Question

A series of concentric ellipses E₁, E₂, ................, E_n are drawn such that E_n touches the extremities of the major axis of _En-1 and the foci of E_n coincide with the extremities of minor axis of _En-1. If the eccentricity of the ellipses is independent of n, then the value of the eccentricity is

• A. $\sqrt{\frac{5}{3}}$
• B. $\frac{\sqrt{5}-1}{2}$
• C. $\frac{\sqrt{5}+1}{2}$
• D. $\frac{1}{\sqrt{5}}$

Answer 1

The correct option is B $\frac{\sqrt{5}-1}{2}$

The figure shows two ellipses $E_{n-1}$ and $E_n.$ The eccentricity is given to be indipendent of $n$, implies the ratio of minor axis to the major axis,is same for all the ellipses.

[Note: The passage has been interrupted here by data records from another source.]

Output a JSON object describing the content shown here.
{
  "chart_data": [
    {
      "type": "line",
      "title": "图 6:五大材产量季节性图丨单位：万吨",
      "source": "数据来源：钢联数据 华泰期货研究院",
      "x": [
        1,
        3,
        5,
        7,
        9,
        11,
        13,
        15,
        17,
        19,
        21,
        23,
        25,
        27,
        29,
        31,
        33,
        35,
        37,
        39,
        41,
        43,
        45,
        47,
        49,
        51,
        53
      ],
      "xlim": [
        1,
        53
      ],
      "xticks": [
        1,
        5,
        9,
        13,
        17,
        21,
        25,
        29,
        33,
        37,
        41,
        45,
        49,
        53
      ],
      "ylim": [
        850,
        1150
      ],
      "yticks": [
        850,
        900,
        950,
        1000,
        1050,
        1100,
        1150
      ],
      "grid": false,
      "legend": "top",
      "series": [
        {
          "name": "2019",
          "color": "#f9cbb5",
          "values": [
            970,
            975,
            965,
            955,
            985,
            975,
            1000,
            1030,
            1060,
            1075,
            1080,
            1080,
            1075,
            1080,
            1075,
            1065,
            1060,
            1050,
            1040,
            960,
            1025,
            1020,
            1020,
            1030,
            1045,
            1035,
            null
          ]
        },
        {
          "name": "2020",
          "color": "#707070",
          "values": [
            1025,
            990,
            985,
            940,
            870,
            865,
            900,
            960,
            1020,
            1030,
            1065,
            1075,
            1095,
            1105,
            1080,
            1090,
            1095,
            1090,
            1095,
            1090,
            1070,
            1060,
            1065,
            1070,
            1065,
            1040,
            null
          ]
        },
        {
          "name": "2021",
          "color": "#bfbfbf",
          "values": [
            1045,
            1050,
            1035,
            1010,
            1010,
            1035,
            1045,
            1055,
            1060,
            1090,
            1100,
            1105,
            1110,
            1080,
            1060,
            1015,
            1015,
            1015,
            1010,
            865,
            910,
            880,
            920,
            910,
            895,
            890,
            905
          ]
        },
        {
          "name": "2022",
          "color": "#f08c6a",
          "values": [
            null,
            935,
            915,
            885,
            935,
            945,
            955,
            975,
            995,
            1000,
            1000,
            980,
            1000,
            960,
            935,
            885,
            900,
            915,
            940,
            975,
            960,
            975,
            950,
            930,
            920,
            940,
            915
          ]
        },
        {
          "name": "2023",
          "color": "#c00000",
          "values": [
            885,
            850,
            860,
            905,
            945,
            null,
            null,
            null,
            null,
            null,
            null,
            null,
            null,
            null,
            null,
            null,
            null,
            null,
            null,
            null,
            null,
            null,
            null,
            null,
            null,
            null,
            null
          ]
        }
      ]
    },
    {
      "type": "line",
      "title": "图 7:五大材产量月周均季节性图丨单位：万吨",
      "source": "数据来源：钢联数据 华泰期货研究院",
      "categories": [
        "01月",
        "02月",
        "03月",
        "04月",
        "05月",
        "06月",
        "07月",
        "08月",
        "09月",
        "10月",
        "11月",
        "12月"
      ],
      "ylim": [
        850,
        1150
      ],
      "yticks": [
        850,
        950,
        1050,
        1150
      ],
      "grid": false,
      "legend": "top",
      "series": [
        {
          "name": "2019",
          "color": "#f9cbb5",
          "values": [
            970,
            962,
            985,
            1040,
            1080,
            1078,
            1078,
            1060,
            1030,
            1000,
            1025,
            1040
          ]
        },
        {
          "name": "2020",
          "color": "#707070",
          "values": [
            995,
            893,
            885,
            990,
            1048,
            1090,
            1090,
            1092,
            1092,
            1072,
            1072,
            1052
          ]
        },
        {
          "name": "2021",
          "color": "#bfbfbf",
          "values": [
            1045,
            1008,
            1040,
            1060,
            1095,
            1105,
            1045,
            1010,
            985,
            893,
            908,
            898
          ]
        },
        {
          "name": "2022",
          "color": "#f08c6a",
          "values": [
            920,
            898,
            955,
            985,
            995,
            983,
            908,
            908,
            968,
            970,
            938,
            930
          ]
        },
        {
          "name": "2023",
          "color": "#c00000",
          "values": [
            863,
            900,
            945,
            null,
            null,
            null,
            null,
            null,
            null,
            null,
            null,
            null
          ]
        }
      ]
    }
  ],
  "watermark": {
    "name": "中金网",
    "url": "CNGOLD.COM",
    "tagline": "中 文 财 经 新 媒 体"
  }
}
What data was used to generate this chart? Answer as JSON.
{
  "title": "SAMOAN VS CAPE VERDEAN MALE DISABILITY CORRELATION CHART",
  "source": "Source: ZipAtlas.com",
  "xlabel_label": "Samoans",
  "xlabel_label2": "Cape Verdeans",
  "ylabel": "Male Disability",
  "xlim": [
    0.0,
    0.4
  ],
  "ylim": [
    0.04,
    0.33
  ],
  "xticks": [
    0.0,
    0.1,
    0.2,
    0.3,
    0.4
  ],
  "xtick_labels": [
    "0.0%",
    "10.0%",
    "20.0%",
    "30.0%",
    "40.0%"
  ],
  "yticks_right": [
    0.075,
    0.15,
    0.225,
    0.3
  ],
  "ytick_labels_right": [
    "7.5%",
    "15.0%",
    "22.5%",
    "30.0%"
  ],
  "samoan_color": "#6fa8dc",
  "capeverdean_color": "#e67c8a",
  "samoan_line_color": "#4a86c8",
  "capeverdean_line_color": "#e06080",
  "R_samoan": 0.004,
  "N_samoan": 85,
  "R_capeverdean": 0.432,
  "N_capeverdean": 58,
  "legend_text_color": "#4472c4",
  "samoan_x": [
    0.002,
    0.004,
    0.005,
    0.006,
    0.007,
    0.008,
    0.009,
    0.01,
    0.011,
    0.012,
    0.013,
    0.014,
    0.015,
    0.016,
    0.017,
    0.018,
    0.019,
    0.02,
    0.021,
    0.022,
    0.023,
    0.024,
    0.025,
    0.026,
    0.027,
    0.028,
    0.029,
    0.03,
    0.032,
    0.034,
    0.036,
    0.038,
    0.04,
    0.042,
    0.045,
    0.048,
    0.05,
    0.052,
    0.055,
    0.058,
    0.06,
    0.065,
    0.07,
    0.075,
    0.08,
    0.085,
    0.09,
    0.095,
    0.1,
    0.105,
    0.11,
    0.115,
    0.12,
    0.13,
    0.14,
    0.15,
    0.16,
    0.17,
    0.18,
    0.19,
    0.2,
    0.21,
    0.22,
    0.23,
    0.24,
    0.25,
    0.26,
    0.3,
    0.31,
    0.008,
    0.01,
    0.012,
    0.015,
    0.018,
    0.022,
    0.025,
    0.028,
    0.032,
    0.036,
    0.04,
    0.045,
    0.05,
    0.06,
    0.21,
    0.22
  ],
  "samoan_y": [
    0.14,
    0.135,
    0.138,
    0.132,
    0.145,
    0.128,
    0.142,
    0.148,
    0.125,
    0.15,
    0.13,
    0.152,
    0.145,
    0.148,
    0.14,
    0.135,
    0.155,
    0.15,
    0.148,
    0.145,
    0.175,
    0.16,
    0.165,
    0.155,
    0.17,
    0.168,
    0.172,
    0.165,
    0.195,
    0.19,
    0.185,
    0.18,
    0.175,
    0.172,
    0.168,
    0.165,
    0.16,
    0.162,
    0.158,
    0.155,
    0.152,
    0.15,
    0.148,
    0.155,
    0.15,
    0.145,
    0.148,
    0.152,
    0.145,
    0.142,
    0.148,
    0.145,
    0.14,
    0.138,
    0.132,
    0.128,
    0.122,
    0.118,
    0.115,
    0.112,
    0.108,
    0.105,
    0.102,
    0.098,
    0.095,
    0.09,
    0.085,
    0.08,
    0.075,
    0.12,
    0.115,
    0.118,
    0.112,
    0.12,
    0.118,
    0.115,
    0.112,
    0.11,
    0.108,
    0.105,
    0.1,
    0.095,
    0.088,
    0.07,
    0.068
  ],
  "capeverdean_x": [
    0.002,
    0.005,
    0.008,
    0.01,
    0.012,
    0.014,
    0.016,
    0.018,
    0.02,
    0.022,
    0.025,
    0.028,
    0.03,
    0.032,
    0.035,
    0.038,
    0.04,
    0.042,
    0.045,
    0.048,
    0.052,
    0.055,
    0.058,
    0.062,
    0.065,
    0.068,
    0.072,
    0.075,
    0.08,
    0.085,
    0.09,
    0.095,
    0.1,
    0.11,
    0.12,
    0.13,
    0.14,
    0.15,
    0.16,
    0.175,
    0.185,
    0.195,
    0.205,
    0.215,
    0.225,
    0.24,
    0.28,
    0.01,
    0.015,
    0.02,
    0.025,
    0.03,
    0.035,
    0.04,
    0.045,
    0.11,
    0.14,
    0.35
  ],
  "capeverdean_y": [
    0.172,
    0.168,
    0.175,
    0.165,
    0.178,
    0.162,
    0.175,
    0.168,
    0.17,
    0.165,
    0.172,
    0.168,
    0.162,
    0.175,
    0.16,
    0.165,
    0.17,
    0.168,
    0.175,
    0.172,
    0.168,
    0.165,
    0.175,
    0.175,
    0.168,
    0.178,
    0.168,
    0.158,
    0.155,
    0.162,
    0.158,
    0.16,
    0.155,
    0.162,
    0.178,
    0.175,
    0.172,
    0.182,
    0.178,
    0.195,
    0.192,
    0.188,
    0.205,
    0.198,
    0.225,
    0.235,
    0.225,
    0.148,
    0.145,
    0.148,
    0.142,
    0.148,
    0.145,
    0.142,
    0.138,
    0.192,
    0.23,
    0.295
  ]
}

For ellipse $E_{n-1}$, let minor-axis $=b$, major-axis$=a.$
For ellipse $E_n$, we have minor-axis$=a,$ major-axis $=\frac{OB}{e}=\frac{b}{e}$
$[B$ is the focus of $E_n]$
Assuming $e$ to be the eccentricity. Thus, we have $\frac{b}{a}=\frac{a}{b/e}$
i.e. $e=\frac{b^2}{a^2}=1-e^2$
i.e. $e^2+e-1=0$
i.e. $e=\frac{\sqrt{5}-1}{2}$ $[e\text{must be}+ve]$